Large retailers like Target and Walmart are putting solar arrays on the roof of their stores to reduce energy costs over the long term. British Petroleum may have been one of the first companies to consider the implication of eliminating the cost of electrical power from their operating expenses. The long term benefit of converting the unused roof space on local gas stations are staggering, and may have been the incentive for BP to enter the solar manufacturing business.
And why wouldn’t businesses be interested in reducing their costs? Especially when the costs are paid for by subsidy programs from the power companies, incentive programs from the Federal government and in many states, programs from the state level to help pay for the technology.

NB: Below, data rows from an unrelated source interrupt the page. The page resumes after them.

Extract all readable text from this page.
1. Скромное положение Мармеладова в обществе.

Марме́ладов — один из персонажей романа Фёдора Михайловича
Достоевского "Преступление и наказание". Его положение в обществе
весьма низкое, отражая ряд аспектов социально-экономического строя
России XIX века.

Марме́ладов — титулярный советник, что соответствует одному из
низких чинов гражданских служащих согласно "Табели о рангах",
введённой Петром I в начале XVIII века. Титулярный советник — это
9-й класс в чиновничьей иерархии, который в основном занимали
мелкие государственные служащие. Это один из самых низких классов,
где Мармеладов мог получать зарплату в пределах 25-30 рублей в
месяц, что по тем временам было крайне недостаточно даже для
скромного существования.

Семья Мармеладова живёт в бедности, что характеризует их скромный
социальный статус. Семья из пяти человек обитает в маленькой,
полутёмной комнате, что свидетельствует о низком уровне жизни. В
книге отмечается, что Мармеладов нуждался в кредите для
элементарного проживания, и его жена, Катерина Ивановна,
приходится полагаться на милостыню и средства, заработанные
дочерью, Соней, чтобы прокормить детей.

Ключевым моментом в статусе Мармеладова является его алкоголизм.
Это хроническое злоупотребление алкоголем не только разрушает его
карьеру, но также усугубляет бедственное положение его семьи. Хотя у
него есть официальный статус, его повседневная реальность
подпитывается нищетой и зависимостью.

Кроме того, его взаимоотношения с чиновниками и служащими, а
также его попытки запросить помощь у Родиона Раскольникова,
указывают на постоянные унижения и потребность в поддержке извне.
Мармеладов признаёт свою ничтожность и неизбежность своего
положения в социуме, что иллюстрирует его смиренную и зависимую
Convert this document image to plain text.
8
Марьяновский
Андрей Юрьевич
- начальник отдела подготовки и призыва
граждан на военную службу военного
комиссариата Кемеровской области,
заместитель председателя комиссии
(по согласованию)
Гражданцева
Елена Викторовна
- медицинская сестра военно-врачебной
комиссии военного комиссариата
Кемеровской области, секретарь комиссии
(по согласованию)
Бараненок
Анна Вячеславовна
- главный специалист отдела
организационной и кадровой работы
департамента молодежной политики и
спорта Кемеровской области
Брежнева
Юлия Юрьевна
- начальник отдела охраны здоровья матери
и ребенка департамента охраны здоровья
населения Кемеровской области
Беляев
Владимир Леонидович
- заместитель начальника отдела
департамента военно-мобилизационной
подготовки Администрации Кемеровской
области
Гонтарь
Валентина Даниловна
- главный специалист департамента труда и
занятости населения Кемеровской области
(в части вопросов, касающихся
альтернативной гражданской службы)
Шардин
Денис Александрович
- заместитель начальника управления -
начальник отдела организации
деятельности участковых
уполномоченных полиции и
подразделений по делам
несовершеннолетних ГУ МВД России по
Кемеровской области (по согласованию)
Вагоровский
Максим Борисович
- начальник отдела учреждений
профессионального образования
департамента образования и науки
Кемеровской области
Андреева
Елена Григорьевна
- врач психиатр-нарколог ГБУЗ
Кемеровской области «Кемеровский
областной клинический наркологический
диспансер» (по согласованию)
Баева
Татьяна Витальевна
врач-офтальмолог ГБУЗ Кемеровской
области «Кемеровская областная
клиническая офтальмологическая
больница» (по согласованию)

I don’t even know how to do the math on this one. The utility contribution is often 30% or more of system cost paid directly to the contractor. The Federal contribution is another 30% plus 5 year accelerated depreciation. Some states have subsidies of 20 and 30 percent. So 80 to 90 percent of the direct cost is paid by others, plus the depreciation value.
What a great deal! It’s not surprising that the solar industry is booming.
But is this how American businesses run? I thought that the incentive to start a business is the opportunity to make a profit. To earn money for goods and services, pay a living wage to employees and hopefully return a profit after everything ia accounted for.
Well not in New United States. We underwrite new businesses with Tax dollars when the government decides the situation is important enough.
But the utiliity companies are running out of money to pay for the incentive programs and are having to cut back. And the Federal and State subsidies must eventually follow suit. What then? Will the needed jobs be created or will the industry stall?
We come back to the Absolute Value of the technology. Actual ROI’s for the standard photovoltaic systems going into today’s projects are in the range of 9 years without the discounts and subsidies. If Solar Power is going to make it as an industry it has to achieve better rates of return, especially as subsidies become less available.
Silicon based photovoltaics are falling in price. Which would seem to be a problem, but in fact, falling cost should lead to more sales. As the technology becomes less expensive, it’s rate of return increases. If panel prices are falling, then the balance of system costs, labor and installation, will be under pressure to find means of cost reduction..
There is a lot of work to be done to get solar energy to stand on it’s own. I say, let’s get to it!